Archives for: November 2005, 01
I took a speech class in high school. A boy in the class rarely put much effort into his speeches, but he made one presentation, which will be forever remembered by everyone who heard it. He described okra. Among other things he spoke of its "umbilical chord of slime."
My daughter likes raw vegetables, so she probably wouldn't eat okra even if it wasn't slimy. My husband will eat okra in a gumbo or a stew, but he does not like okra alone. Sometimes when I've fixed a grain dish or pinto beans for the As, I eat okra for dinner. When I do, I get raised eyebrows from the family, because my favorite way to eat okra violates all decent rules for table manners.
I am not a prim "Mabel, Mabel, if you're able, get your elbows off the table" kind of a mom, but I do have certain minimum standards. Some of my son's friends learned that they were not allowed to fully express their creativity with grapes and carrot sticks when they were at my house.
My daughter thinks I might owe those friends apologies because of the way I eat okra. For that reason I usually eat okra by myself at lunch, as I am doing today.
I melt butter in the bottom of a sauce pan. If I am cooking fresh okra, I add a tiny bit of water. If I am cooking frozen okra, I add no water at all. I always cook whole okra, never sliced or chopped.

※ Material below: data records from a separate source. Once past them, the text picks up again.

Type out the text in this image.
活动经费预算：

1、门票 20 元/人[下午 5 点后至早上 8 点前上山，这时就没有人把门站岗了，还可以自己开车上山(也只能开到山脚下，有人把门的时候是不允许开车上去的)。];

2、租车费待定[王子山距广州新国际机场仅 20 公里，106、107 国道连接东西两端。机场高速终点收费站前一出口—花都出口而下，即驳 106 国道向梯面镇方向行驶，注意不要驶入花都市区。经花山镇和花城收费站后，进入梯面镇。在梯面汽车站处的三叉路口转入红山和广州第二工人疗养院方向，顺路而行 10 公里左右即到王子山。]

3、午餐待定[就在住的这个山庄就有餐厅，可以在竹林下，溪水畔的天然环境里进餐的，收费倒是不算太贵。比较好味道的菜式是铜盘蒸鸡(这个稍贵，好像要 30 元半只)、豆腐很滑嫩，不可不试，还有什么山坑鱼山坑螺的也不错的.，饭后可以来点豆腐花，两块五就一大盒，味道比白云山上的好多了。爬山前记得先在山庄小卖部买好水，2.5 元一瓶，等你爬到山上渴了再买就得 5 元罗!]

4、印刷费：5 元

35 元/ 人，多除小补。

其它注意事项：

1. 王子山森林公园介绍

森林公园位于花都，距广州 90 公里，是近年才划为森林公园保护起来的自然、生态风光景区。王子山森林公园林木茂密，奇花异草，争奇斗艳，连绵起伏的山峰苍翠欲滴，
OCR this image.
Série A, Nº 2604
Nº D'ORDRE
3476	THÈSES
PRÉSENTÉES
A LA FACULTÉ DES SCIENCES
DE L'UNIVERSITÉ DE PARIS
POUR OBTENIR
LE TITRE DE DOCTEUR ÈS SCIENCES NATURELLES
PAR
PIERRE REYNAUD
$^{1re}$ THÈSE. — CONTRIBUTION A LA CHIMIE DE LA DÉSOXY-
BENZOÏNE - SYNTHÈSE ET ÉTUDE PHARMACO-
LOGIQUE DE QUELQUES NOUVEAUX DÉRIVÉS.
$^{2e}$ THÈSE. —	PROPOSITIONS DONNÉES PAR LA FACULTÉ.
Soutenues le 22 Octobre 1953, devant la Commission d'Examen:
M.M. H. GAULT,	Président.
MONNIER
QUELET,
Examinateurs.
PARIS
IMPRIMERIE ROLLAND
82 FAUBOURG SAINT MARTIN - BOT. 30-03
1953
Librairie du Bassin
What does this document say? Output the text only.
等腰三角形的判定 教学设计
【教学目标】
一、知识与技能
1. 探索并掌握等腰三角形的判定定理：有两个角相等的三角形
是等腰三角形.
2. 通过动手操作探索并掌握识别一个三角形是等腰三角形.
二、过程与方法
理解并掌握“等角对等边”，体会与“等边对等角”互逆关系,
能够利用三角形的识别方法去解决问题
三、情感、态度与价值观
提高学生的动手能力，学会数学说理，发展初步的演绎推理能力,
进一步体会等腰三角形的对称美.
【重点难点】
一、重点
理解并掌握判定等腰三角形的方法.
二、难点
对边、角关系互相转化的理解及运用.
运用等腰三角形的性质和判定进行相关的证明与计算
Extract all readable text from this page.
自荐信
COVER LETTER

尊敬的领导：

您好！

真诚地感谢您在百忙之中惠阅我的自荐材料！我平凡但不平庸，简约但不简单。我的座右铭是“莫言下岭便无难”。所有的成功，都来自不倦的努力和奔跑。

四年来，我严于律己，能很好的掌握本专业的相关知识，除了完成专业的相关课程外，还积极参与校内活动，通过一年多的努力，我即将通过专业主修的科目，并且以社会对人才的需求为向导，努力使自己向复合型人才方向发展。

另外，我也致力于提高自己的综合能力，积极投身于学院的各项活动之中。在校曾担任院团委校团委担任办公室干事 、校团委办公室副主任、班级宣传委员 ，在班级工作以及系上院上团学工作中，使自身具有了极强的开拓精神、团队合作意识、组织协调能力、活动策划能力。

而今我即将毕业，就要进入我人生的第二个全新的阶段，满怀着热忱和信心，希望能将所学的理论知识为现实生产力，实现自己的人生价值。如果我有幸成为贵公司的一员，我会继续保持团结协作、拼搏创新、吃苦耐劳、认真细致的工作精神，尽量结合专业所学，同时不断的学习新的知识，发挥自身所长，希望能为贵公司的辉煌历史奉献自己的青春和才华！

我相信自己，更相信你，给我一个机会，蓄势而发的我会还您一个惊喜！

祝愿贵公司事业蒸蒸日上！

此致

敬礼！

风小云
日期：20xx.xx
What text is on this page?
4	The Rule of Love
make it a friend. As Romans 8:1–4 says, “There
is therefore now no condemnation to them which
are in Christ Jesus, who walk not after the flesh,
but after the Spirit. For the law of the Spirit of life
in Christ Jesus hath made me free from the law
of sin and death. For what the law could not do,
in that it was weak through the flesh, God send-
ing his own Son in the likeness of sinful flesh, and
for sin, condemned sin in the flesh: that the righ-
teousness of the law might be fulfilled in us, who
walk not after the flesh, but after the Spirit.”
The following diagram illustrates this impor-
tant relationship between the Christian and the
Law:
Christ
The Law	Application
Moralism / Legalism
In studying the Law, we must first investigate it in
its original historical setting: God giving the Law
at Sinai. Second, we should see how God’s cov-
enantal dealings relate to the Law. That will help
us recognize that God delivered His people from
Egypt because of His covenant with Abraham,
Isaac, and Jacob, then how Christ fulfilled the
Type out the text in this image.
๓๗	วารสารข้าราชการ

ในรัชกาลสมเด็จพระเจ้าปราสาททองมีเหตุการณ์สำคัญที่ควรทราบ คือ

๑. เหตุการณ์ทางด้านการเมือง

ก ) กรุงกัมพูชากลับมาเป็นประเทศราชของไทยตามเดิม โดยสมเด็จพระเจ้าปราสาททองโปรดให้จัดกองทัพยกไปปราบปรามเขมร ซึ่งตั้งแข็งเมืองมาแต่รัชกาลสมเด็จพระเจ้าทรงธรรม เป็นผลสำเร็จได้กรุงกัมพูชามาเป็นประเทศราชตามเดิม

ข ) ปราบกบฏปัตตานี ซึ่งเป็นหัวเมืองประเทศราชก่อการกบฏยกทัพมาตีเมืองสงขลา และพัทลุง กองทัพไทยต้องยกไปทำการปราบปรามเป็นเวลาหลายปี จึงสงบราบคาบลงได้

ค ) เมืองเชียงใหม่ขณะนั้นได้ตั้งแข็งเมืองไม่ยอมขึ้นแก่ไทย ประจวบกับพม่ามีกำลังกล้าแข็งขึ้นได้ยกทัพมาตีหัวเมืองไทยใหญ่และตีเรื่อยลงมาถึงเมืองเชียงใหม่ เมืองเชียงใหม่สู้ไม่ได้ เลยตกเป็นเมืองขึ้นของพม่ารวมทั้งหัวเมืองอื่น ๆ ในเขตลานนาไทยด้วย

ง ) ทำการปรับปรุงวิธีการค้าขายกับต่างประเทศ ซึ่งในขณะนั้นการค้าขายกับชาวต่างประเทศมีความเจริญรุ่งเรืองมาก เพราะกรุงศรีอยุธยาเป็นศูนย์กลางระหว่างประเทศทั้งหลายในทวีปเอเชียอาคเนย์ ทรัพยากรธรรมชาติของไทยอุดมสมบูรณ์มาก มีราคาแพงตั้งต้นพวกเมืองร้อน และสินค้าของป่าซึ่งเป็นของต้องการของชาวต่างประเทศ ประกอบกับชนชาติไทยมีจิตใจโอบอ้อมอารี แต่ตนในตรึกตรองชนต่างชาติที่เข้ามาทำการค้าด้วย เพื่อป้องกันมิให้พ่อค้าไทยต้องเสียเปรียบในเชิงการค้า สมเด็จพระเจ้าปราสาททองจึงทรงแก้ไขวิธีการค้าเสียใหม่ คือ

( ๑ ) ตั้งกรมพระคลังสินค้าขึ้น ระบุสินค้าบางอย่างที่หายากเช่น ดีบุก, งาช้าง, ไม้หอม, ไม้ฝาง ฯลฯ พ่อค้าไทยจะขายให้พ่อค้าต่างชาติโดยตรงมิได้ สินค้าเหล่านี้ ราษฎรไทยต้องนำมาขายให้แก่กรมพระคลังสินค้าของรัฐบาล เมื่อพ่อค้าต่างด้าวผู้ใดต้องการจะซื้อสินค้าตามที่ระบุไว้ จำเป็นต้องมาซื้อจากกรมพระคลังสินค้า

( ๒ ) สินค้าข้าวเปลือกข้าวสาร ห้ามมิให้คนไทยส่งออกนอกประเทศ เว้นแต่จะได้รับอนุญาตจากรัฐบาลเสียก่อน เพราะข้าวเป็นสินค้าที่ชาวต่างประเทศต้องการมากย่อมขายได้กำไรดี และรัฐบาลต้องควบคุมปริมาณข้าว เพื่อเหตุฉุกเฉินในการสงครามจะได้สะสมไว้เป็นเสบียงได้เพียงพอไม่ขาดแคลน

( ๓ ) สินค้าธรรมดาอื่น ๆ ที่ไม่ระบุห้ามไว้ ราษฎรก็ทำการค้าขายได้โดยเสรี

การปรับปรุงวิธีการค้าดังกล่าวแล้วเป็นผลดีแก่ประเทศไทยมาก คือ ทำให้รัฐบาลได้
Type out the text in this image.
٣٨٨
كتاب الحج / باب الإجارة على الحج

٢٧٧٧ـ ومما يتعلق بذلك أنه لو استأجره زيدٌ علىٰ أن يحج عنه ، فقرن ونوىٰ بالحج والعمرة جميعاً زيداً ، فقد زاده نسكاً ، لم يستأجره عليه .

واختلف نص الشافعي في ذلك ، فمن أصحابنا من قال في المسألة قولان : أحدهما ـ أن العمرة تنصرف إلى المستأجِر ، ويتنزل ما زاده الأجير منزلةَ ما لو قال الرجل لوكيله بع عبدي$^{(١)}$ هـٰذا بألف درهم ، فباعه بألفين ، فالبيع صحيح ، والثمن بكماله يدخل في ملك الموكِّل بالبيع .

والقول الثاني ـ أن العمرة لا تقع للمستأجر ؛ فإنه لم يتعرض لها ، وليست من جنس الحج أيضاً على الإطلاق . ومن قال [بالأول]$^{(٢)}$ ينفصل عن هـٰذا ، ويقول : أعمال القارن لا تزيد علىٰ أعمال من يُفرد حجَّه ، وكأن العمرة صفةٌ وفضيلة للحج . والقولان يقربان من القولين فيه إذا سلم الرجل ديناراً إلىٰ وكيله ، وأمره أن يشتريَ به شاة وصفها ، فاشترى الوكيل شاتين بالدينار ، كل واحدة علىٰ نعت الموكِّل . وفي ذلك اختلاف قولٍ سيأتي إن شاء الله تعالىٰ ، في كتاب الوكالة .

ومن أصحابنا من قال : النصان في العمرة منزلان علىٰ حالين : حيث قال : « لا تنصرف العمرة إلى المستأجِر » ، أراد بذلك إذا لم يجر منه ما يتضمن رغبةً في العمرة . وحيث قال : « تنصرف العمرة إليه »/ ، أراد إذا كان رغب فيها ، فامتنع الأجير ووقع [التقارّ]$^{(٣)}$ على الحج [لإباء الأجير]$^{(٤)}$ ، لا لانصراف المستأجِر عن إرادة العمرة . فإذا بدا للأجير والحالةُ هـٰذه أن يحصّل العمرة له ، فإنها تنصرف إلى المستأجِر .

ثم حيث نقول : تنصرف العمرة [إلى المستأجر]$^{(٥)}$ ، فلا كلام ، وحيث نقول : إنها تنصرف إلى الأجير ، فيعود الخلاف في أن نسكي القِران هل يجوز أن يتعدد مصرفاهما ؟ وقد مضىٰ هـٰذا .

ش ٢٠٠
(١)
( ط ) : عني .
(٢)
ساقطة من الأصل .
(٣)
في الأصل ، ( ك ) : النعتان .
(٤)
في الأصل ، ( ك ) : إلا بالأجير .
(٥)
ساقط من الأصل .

I have some miniature baking dishes, the kind you could use to serve a dip or to bake custard. I put olive oil and salt in one of the dishes. I pick the okra up by the stem end, dip it in the olive oil, and bite it off of the stem. I think it is delicious hot or cold.
I suppose for dinner I could cut the okra into bite size pieces and dip it in the olive oil with a fork, but I like okra as a finger food.